Verification Engineering

Closing Functional Coverage Under Tape-Out Pressure

Hiroshi Watanabe · 8 min read
Abstract compressed timeline visualization in dark engineering style

The scenario is familiar to most DV engineers: the tape-out date is fixed, the schedule has slipped for reasons outside your control, and you have four weeks to do what the plan allocated eight weeks for. Coverage closure is not optional — the signoff criteria are set — but you cannot simply double the simulation farm budget and halve the wall-clock time.

What you actually do in those four weeks is a triage problem, not a brute-force simulation problem. The bins you need to close are not equal in value. Some represent critical control paths through the design. Others are edge cases that will never fire in any real workload but are technically open because your constrained-random testbench never generated a 3-cycle AXI burst with a particular byte-enable pattern on a specific queue depth. Distinguishing between those two classes — under schedule pressure, when everyone is exhausted and management is asking for daily status — is hard.

First: Classify the Open Bins

Before running another simulation, the most valuable hour you can spend is a manual pass through your open coverage bins to classify them by potential bug-impact severity.
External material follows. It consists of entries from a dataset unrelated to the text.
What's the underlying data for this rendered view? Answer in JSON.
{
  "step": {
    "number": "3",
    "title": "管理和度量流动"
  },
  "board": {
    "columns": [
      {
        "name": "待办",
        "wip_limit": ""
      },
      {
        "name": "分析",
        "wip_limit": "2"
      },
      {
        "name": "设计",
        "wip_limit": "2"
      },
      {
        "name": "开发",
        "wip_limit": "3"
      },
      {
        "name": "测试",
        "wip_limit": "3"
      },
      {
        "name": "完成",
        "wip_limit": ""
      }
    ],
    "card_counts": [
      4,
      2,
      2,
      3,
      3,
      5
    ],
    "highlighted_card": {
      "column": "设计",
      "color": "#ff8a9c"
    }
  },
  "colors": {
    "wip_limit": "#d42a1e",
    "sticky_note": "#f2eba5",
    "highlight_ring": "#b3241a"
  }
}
This is not a mechanical process. It requires someone who knows the design architecture.

A rough three-tier classification:

  • Tier 1 — must close: open bins on datapath control logic, protocol handshake edge cases, error-handling FSM states, and any bins with a known architectural dependency on the tape-out feature list. If a bug in this class escapes, it costs a re-spin.
  • Tier 2 — close if time allows: open bins on peripheral functionality, graceful degradation paths, and coverage that's technically required by the sign-off plan but on paths with low operational frequency in the target workload.
  • Tier 3 — waive with documentation: bins that represent architectural combinations the design spec explicitly excludes, or combinations that require a stimulus sequence provably unreachable given your constrained-random harness constraints. These need formal waiver documentation, not more simulation time.

Most DV teams in practice do a rough version of this classification in their heads. Making it explicit — actually writing the tier down for each open bin cluster — forces the disagreements onto the table before they become implicit assumptions. You want the DV lead and the RTL architect looking at the same classification before you prioritize simulation resources.
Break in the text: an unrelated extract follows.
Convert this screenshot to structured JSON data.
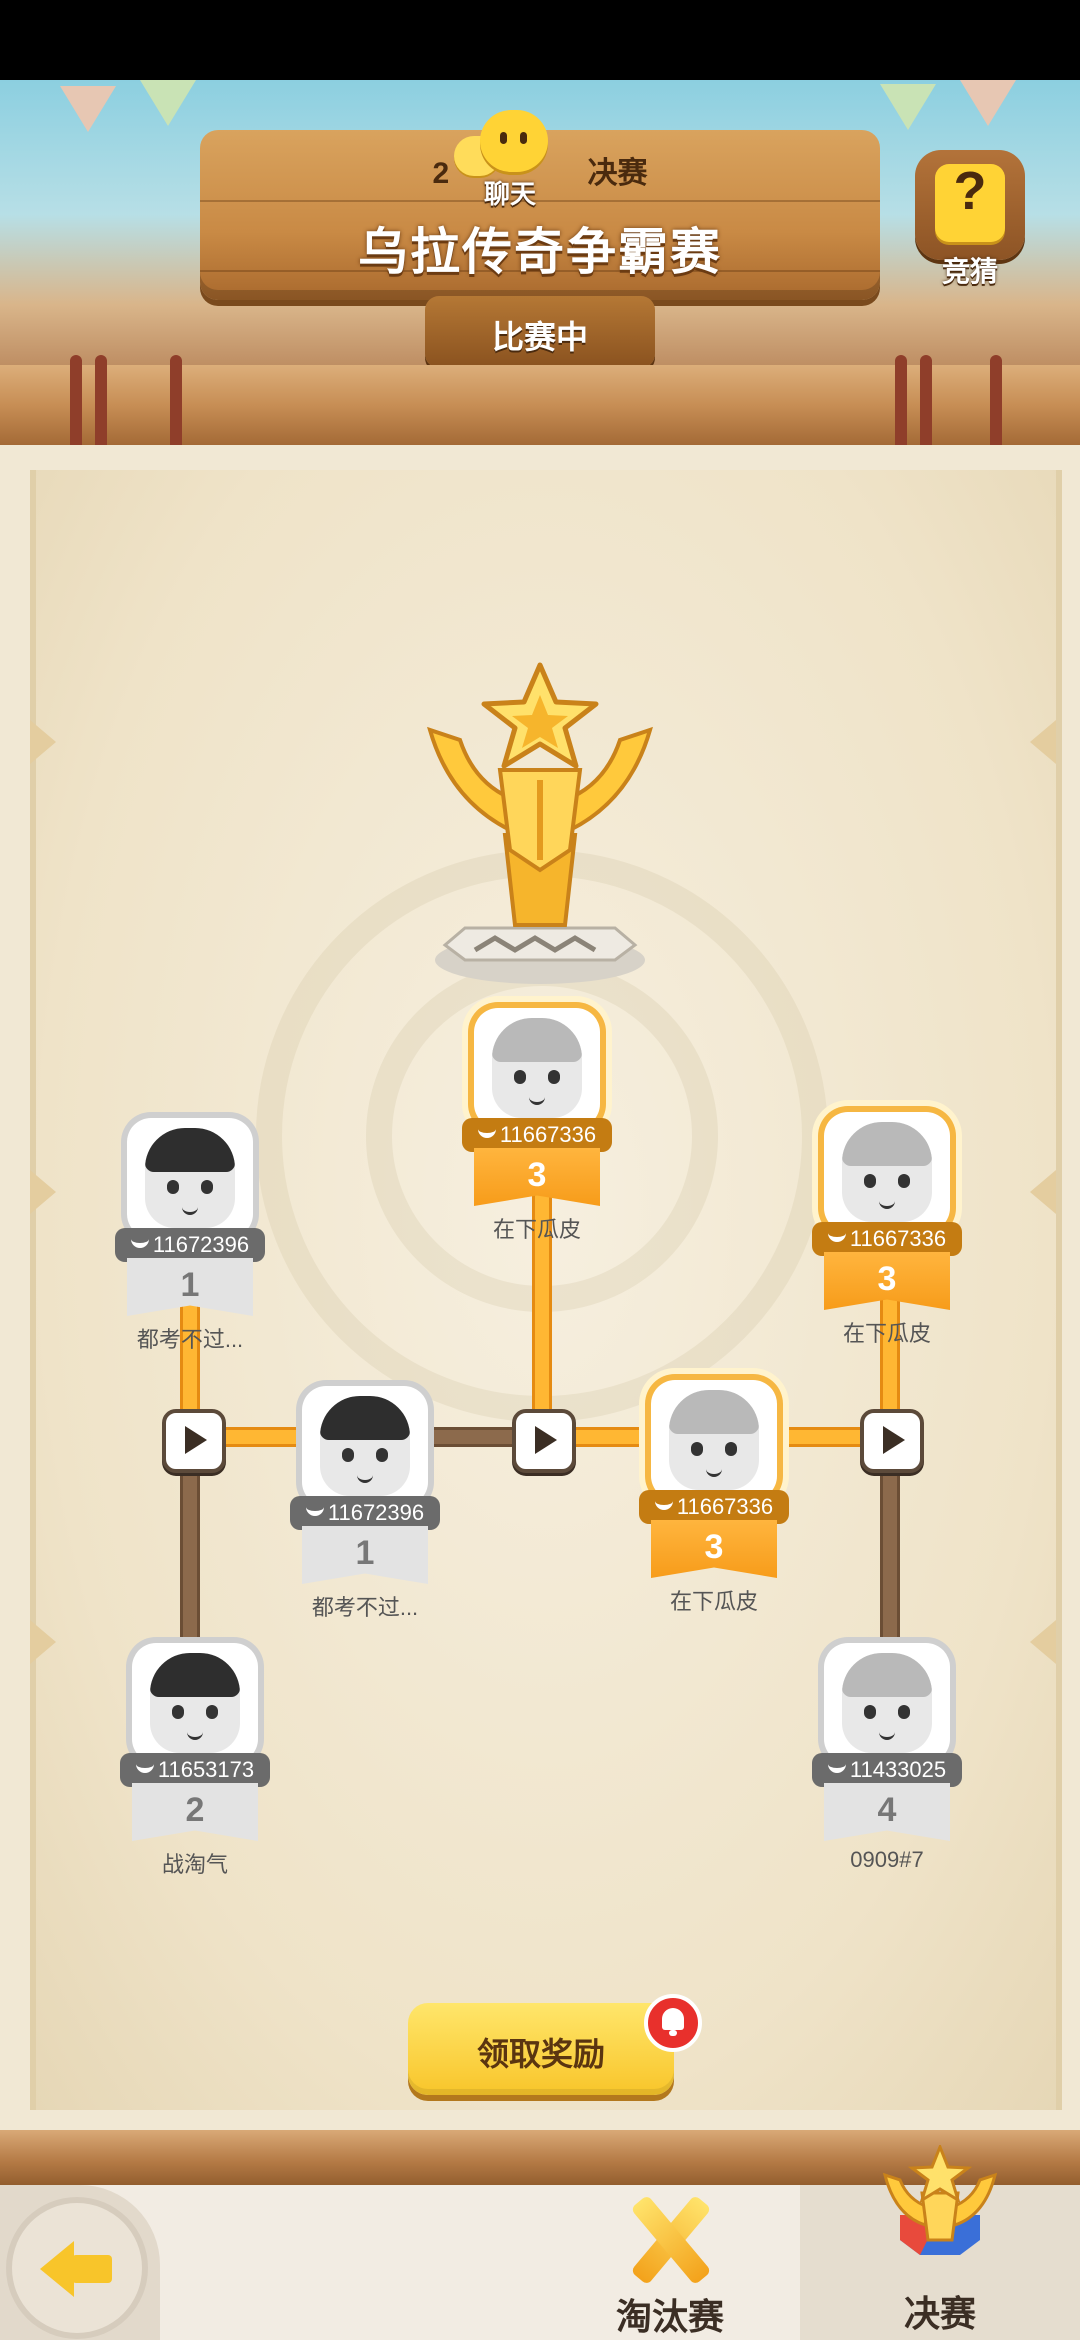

The Directed-Test Decision

For Tier 1 bins that random simulation hasn't closed after a reasonable budget of simulation cycles, you're writing directed tests. The question is how to write them efficiently under time pressure.
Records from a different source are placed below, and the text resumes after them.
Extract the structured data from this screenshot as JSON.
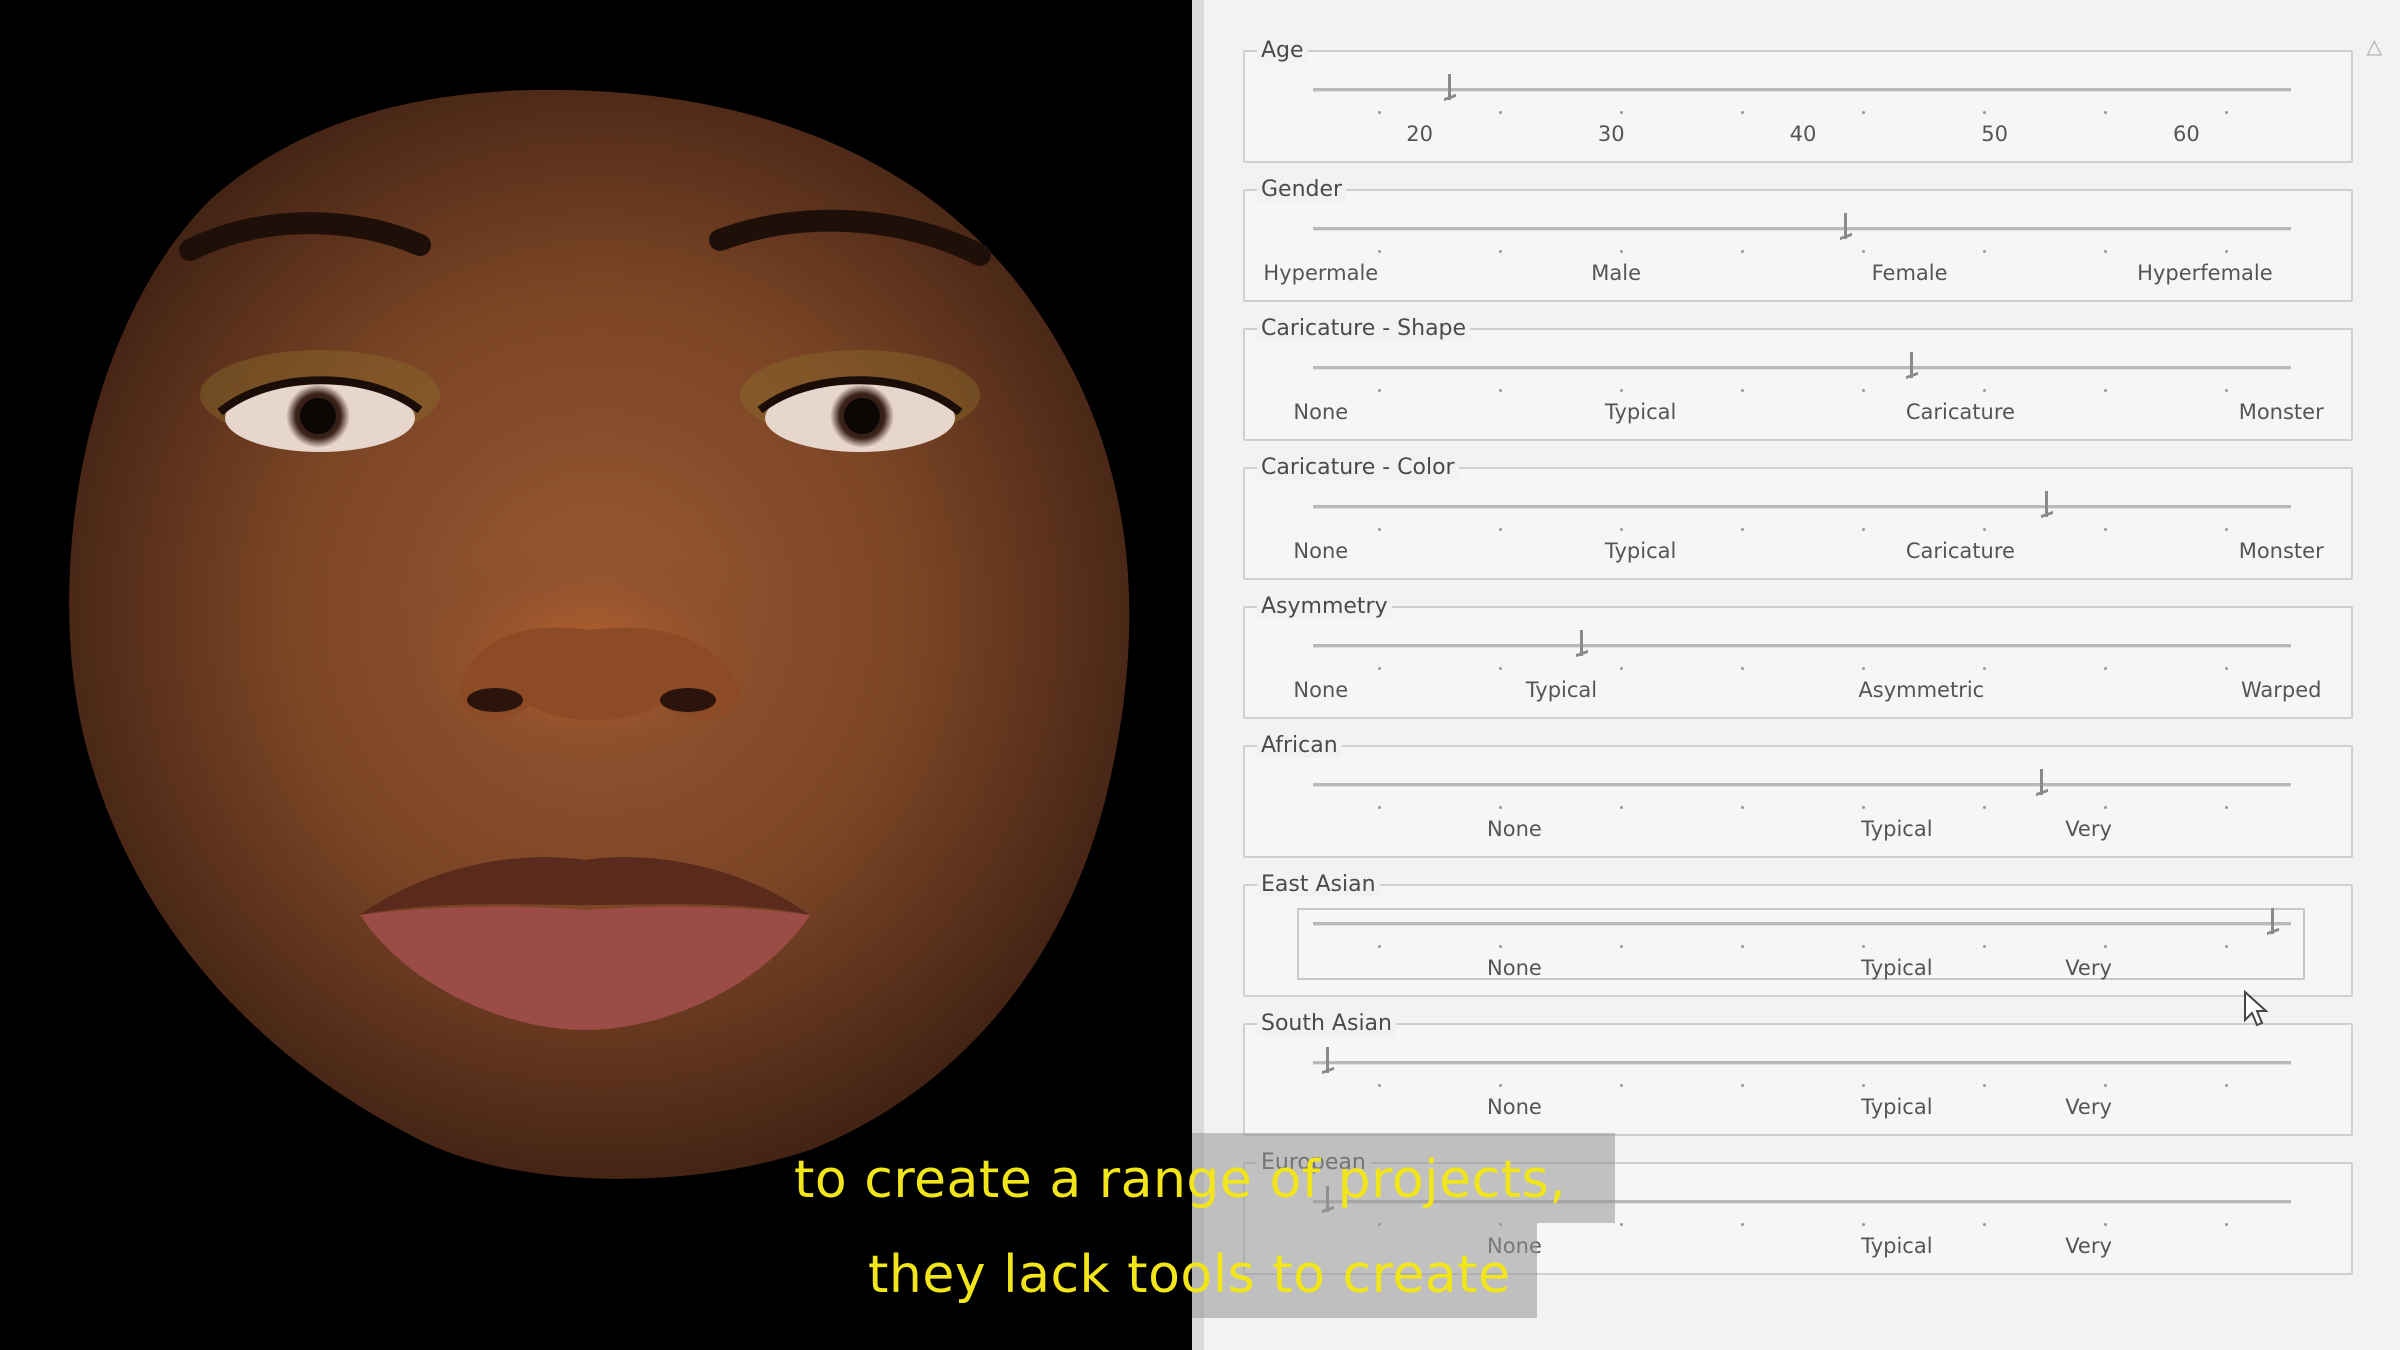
{
  "sliders": [
    {
      "id": "age",
      "title": "Age",
      "value_fraction": 0.14,
      "labels": [
        {
          "text": "20",
          "pos": 0.109
        },
        {
          "text": "30",
          "pos": 0.305
        },
        {
          "text": "40",
          "pos": 0.501
        },
        {
          "text": "50",
          "pos": 0.697
        },
        {
          "text": "60",
          "pos": 0.893
        }
      ]
    },
    {
      "id": "gender",
      "title": "Gender",
      "value_fraction": 0.545,
      "labels": [
        {
          "text": "Hypermale",
          "pos": 0.008
        },
        {
          "text": "Male",
          "pos": 0.31
        },
        {
          "text": "Female",
          "pos": 0.61
        },
        {
          "text": "Hyperfemale",
          "pos": 0.912
        }
      ]
    },
    {
      "id": "caricature-shape",
      "title": "Caricature - Shape",
      "value_fraction": 0.612,
      "labels": [
        {
          "text": "None",
          "pos": 0.008
        },
        {
          "text": "Typical",
          "pos": 0.335
        },
        {
          "text": "Caricature",
          "pos": 0.662
        },
        {
          "text": "Monster",
          "pos": 0.99
        }
      ]
    },
    {
      "id": "caricature-color",
      "title": "Caricature - Color",
      "value_fraction": 0.75,
      "labels": [
        {
          "text": "None",
          "pos": 0.008
        },
        {
          "text": "Typical",
          "pos": 0.335
        },
        {
          "text": "Caricature",
          "pos": 0.662
        },
        {
          "text": "Monster",
          "pos": 0.99
        }
      ]
    },
    {
      "id": "asymmetry",
      "title": "Asymmetry",
      "value_fraction": 0.275,
      "labels": [
        {
          "text": "None",
          "pos": 0.008
        },
        {
          "text": "Typical",
          "pos": 0.254
        },
        {
          "text": "Asymmetric",
          "pos": 0.622
        },
        {
          "text": "Warped",
          "pos": 0.99
        }
      ]
    },
    {
      "id": "african",
      "title": "African",
      "value_fraction": 0.745,
      "labels": [
        {
          "text": "None",
          "pos": 0.206
        },
        {
          "text": "Typical",
          "pos": 0.597
        },
        {
          "text": "Very",
          "pos": 0.793
        }
      ]
    },
    {
      "id": "east-asian",
      "title": "East Asian",
      "value_fraction": 0.982,
      "focused": true,
      "labels": [
        {
          "text": "None",
          "pos": 0.206
        },
        {
          "text": "Typical",
          "pos": 0.597
        },
        {
          "text": "Very",
          "pos": 0.793
        }
      ]
    },
    {
      "id": "south-asian",
      "title": "South Asian",
      "value_fraction": 0.015,
      "labels": [
        {
          "text": "None",
          "pos": 0.206
        },
        {
          "text": "Typical",
          "pos": 0.597
        },
        {
          "text": "Very",
          "pos": 0.793
        }
      ]
    },
    {
      "id": "european",
      "title": "European",
      "value_fraction": 0.015,
      "labels": [
        {
          "text": "None",
          "pos": 0.206
        },
        {
          "text": "Typical",
          "pos": 0.597
        },
        {
          "text": "Very",
          "pos": 0.793
        }
      ]
    }
  ],
  "subtitles": {
    "line1": "to create a range of projects,",
    "line2": "they lack tools to create"
  },
  "colors": {
    "subtitle": "#f2e51a",
    "panel": "#f2f2f2"
  }
}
The trap is writing directed tests that are too narrow — tests that hit exactly one uncovered bin and close it in isolation. Narrow directed tests are fast to write but create maintenance debt if the design changes, and they don't generalize to related bins. Better directed test design covers a cluster of semantically related bins with a single coherent test scenario. A test that exercises the memory controller's retry-on-ECC-error path with a constrained burst length range can close 12-15 related bins in one structured scenario instead of 12-15 narrow scripts.

Cluster identification — which bins are semantically related and can be addressed by one scenario — is where we've found Photoniq's ranked recommendations most useful. The model identifies not just which individual bins to target but which bins cluster together because they share a common stimulus precondition. In the ECC retry example, the model recognizes that the 14 open bins all depend on a specific 3-phase sequence: inject error → trigger retry FSM → observe retry completion with valid data. One structured test scenario, not 14.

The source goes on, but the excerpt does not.